How do i optimize a function with an integral in it? I want to find the values of 
$t_1 t_2...t_n$ which would give the maximum value for the function below:
$\int_a^b \{f_1(x-t_1)+f_1(x-t_2)+f_1(x-t_n)\} dx$
functions $f_1f_2....f_n$ are expected to be polynomials.
$t_1 t_2...t_n$ are real numbers.
Ive only studied math upto 1st year university level and a bit rusty on some concepts.
If someone could give me some general guidance on how to approach this and or point me to a resource which talks about how to optimize a function like this it would be much appreciated.
 A: To optimize, you find the derivative of the function with respect to $t_1,t_2,...,t_n$, and set them to zero:
$$\int_a^b f_1'(x-t_1) dx=0\\
\int_a^b f_2'(x-t_2) dx=0\\
...\\
\int_a^b f_n'(x-t_n) dx=0\\
$$
It then depends on your functions $f_1,..., f_n$ to solve them.
A: The maximum will be attained at $(t_1,\dots,t_n)$ if $t_i$ maximizes $\int_a^bf_i(x-t_i)\,dx$.
Given a polynomial $f$ of degree $d$, define $F(t)=\int_a^bf(x-t)\,dx$. It is also a polynomial of degree $d$. If $d$ is odd, it is unbounded, both above and below. If $d$ is even and the leading term has a positive coefficient, it is unbounded above.
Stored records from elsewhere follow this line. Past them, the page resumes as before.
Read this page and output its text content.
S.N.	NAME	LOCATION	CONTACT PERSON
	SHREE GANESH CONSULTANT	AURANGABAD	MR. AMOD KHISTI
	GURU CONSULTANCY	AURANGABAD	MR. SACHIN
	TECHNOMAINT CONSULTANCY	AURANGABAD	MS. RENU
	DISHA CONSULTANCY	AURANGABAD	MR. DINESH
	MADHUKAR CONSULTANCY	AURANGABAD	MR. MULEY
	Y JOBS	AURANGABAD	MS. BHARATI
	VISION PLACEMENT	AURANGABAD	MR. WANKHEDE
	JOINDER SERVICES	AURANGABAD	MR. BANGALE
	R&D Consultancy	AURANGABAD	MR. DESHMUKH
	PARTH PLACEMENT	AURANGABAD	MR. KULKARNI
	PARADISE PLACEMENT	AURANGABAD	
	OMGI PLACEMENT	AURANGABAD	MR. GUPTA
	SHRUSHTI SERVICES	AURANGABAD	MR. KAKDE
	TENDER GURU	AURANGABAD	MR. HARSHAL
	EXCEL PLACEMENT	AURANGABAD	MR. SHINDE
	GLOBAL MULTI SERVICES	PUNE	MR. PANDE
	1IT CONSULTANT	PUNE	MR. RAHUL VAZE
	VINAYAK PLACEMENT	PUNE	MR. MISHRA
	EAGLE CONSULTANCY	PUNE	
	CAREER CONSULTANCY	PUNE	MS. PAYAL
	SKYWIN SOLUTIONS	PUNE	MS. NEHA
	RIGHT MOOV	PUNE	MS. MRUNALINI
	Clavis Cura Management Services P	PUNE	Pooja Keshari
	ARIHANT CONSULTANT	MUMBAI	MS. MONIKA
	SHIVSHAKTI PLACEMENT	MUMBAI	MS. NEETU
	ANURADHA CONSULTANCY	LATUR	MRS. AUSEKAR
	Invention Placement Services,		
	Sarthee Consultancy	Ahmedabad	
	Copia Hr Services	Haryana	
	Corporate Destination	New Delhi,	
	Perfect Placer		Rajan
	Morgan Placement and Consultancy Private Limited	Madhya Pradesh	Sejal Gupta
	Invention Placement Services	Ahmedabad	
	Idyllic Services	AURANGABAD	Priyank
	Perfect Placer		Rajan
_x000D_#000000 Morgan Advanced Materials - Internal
The only possibility for $F$ to attain a maximum in $\mathbb{R}$ is that $f(x)=c\,x^{2m}+\dots$ with $c<0$. I will assume that this is the case, that is, $d=\,m$. We want to maximize $F$. The derivative of $F$ is
$$
F'(t)=-\int_a^bf'(x-t)\,dx=f(a-t)-f(b-t).
$$
It is a polynomial of degree $d-1$. So the procedure will be


*

*Solve the equation $f(a-t)-f(b-t)$. It will have at least a real solution.

*One of the solutions will be the point at which $F$ attains its maximum.


To solve the original problem, you will have to catrry this procedur for each $f_i$.